Crowds also seized control of parliament, calling from inside the chamber for the resignation of Prime Minister Nikol Pashinyan after he announced the “painful” deal to the end the fighting.
“I have signed a statement with the presidents of Russia and Azerbaijan on the termination of the Karabakh war,” Pashinyan said, calling the move “unspeakably painful for me personally and for our people”.
“I have taken this decision as a result of an in-depth analysis of the military situation,” he added.

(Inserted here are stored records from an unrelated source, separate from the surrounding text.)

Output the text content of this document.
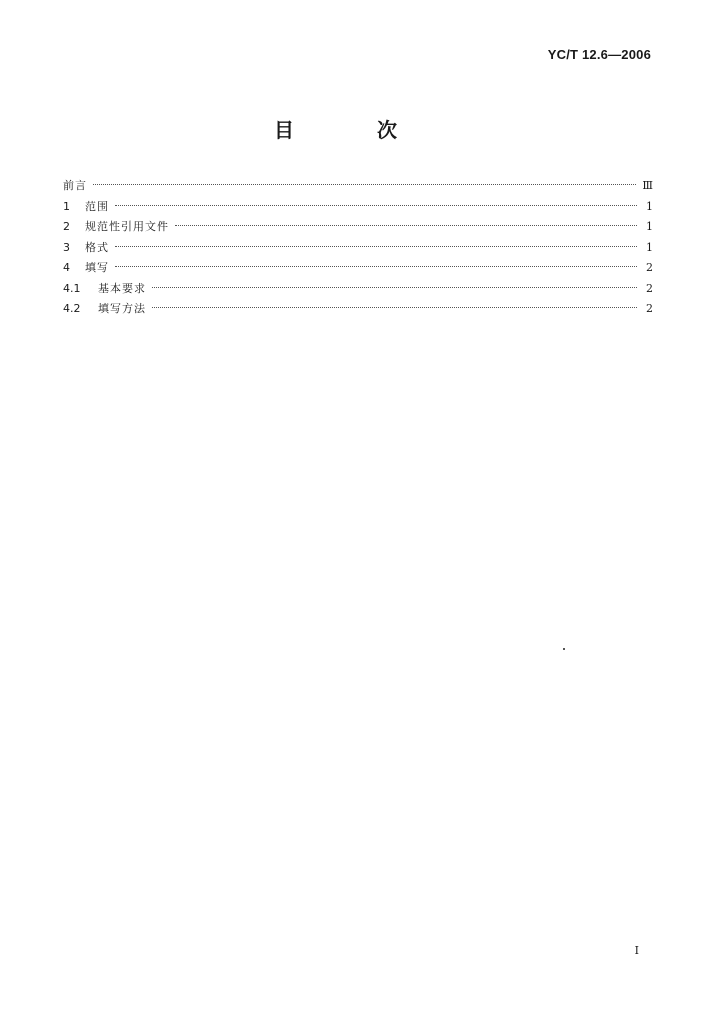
YC/T 12.6—2006
目 次
前言	Ⅲ
1	范围	1
2	规范性引用文件	1
3	格式	1
4	填写	2
4.1	基本要求	2
4.2	填写方法	2
I
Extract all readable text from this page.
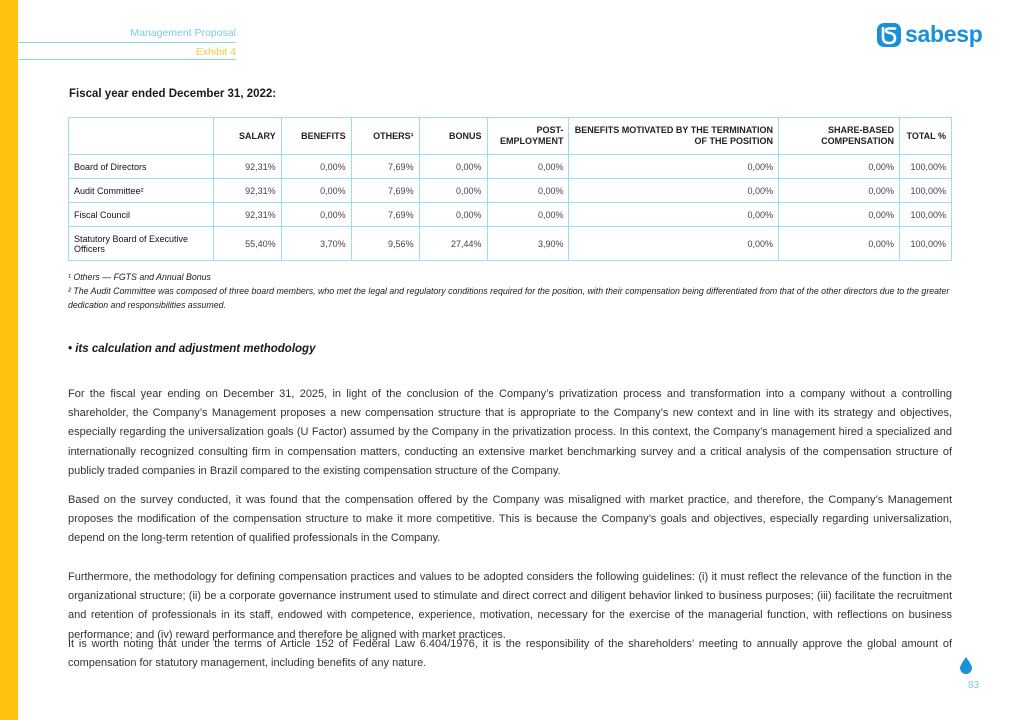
Management Proposal
Exhibit 4
sabesp
Fiscal year ended December 31, 2022:
	SALARY	BENEFITS	OTHERS¹	BONUS	POST-EMPLOYMENT	BENEFITS MOTIVATED BY THE TERMINATION OF THE POSITION	SHARE-BASED COMPENSATION	TOTAL %
Board of Directors	92,31%	0,00%	7,69%	0,00%	0,00%	0,00%	0,00%	100,00%
Audit Committee²	92,31%	0,00%	7,69%	0,00%	0,00%	0,00%	0,00%	100,00%
Fiscal Council	92,31%	0,00%	7,69%	0,00%	0,00%	0,00%	0,00%	100,00%
Statutory Board of Executive Officers	55,40%	3,70%	9,56%	27,44%	3,90%	0,00%	0,00%	100,00%
¹ Others — FGTS and Annual Bonus
² The Audit Committee was composed of three board members, who met the legal and regulatory conditions required for the position, with their compensation being differentiated from that of the other directors due to the greater dedication and responsibilities assumed.
• its calculation and adjustment methodology

For the fiscal year ending on December 31, 2025, in light of the conclusion of the Company’s privatization process and transformation into a company without a controlling shareholder, the Company’s Management proposes a new compensation structure that is appropriate to the Company’s new context and in line with its strategy and objectives, especially regarding the universalization goals (U Factor) assumed by the Company in the privatization process. In this context, the Company’s management hired a specialized and internationally recognized consulting firm in compensation matters, conducting an extensive market benchmarking survey and a critical analysis of the compensation structure of publicly traded companies in Brazil compared to the existing compensation structure of the Company.

Based on the survey conducted, it was found that the compensation offered by the Company was misaligned with market practice, and therefore, the Company’s Management proposes the modification of the compensation structure to make it more competitive. This is because the Company’s goals and objectives, especially regarding universalization, depend on the long-term retention of qualified professionals in the Company.

Furthermore, the methodology for defining compensation practices and values to be adopted considers the following guidelines: (i) it must reflect the relevance of the function in the organizational structure; (ii) be a corporate governance instrument used to stimulate and direct correct and diligent behavior linked to business purposes; (iii) facilitate the recruitment and retention of professionals in its staff, endowed with competence, experience, motivation, necessary for the exercise of the managerial function, with reflections on business performance; and (iv) reward performance and therefore be aligned with market practices.

It is worth noting that under the terms of Article 152 of Federal Law 6.404/1976, it is the responsibility of the shareholders’ meeting to annually approve the global amount of compensation for statutory management, including benefits of any nature.

83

Azerbaijan’s President Ilham Aliyev said Pashinyan had been left with no choice but to sign the “historic agreement”.
“An iron hand forced him to sign this document,” Aliyev said in televised remarks. “This is essentially a capitulation.”
Russian President Vladimir Putin confirmed that both Armenia and Azerbaijan had agreed to “a total ceasefire” that would create the conditions for a long-term settlement of the conflict.
He said the two sides would hold on to areas under their control and that Russian peacekeepers would be deployed along frontlines and to secure a corridor connecting Nagorno-Karabakh with Armenian territory.
Russian news agencies quoted the defence ministry as saying 1,960 peacekeepers would be deployed with 90 armoured vehicles.
Aliyev said Armenia had agreed to a timetable to withdraw its forces from large parts of the region and that Azerbaijan’s ally Turkey would be involved in implementing the ceasefire.
The deal would end six weeks of fierce clashes over Nagorno-Karabakh, an ethnic Armenian region of Azerbaijan that broke away from Baku’s control during a bitter war in the 1990s.